Yep, I have to agree with that assessment...
Glad to see that today's Sacketts know how to deal with those low-down, filthy conniving EPA skunks, just like the Sacketts dealt with bad guys in the old days.
The EPA has gone amok. The land cost less than $30,000 for criminy sake.
We bought land in Evergreen, Colorado years ago. When we began building upon it, we were socked with a very hefty "Readiness to Serve" water bill (there was no water readily available on the raw land at the time). Greed takes many forms and the EPA appears to have it down pat.
Some time later a second road was run through the seasonal swamp farther away from the shore and the outlet of the inland swamp redirected. The Sackett property just hadn't been filled before the wetland inventory was done unlike all of their neighbor's properties. It is indeed separated from the larger inland swamp by the second road and it's filled roadbed and ditches.
Some neighbor had it in for them. The local gov'ts were completely useless in helping to point this out well before the development of the Sackett property began and should be defendants too.
Nobody should be a “defendant”. The Sacketts’ 3-bedroom home plans don’t threaten anybody, least of all the environment. This isn’t nuclear waster, fer chrisake. The federal bureaucrats should be the “defendants” for butting in where there’s no need and they don’t belong.
The EPA should be in the docket along with the local and state governments. Especially all of the bureaucrats involved should be held personally responsible for Civil Rights violations, RICO and extortion.
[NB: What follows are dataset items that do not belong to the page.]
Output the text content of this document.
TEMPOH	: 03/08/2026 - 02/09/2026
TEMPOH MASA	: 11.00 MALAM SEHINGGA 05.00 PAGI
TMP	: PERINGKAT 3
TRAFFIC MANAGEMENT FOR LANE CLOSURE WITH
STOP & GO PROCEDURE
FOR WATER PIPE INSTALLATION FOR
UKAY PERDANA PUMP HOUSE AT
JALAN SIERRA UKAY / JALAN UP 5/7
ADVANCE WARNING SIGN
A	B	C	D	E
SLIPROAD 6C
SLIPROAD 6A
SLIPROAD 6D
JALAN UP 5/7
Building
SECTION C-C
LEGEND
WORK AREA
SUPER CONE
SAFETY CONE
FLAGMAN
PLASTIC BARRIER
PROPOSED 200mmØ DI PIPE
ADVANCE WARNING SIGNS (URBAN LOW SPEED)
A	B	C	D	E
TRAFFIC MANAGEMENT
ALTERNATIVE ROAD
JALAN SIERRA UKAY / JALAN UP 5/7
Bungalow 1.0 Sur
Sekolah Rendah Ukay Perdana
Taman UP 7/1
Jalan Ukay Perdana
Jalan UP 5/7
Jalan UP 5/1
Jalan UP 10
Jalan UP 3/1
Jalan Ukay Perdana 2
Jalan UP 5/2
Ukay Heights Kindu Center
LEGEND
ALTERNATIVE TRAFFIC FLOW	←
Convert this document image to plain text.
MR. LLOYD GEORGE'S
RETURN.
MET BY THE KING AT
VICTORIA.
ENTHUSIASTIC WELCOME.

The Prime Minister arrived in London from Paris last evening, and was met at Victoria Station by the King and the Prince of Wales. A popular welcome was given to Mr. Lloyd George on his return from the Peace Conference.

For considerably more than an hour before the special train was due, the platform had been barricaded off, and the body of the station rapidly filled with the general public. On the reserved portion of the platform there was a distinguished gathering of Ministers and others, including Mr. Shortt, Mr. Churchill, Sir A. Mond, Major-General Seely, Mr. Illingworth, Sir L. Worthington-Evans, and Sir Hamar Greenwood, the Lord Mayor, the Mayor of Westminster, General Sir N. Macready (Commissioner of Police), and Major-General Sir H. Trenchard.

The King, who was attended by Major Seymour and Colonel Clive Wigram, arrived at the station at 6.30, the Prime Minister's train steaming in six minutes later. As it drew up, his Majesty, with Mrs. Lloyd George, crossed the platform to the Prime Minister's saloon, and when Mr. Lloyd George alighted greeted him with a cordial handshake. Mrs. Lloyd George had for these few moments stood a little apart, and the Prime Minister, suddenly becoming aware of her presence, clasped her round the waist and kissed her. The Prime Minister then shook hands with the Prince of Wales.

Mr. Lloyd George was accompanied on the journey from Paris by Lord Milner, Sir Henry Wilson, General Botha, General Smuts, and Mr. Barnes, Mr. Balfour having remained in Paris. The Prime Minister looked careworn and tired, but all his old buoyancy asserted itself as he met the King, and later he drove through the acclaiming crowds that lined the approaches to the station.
It wouldn't hurt to have some discovery to ID the neighbor snitch.
$8.4 billion budget to put people out of work and destroy the economy.
I suspect that much of the lake shore development was done before the EPA was formed and subsequently subverted into generating disease ridden, malarial mosquito preserves.
What did the local gov’t do wrong? They issued a building permit. Why is that wrong? Land use is a local issue. EPA wants to make it a federal matter, and stomp all over local governments. The Founding Fathers would be appalled.
Add to that, roll back every rule it has ever written.
The EPA isn't the only government agency that needs to go away, but it should be the first one to go away. Getting rid of the EPA and its regulations would do wonders for our economy.
How is their property any different than their neighbors? It would seem that if all the land was a wet land then even their neighbors would be in violation too.
you are probably correct and i am not an attorney, but it seems to me the epa ha a great deal of latitude how to mess with.
They decide and little (up until now) can be done about it.
“your heirs inherit and serve the remaining sentence”
Specific citations, please.
nonsense, the fines would go unpaid and I wouldn't go hungry nor would my heirs inherit any part of the problem. Sometimes irrational fear of the government forces people to do things they otherwise wouldn't. I have no irrational fear of the government.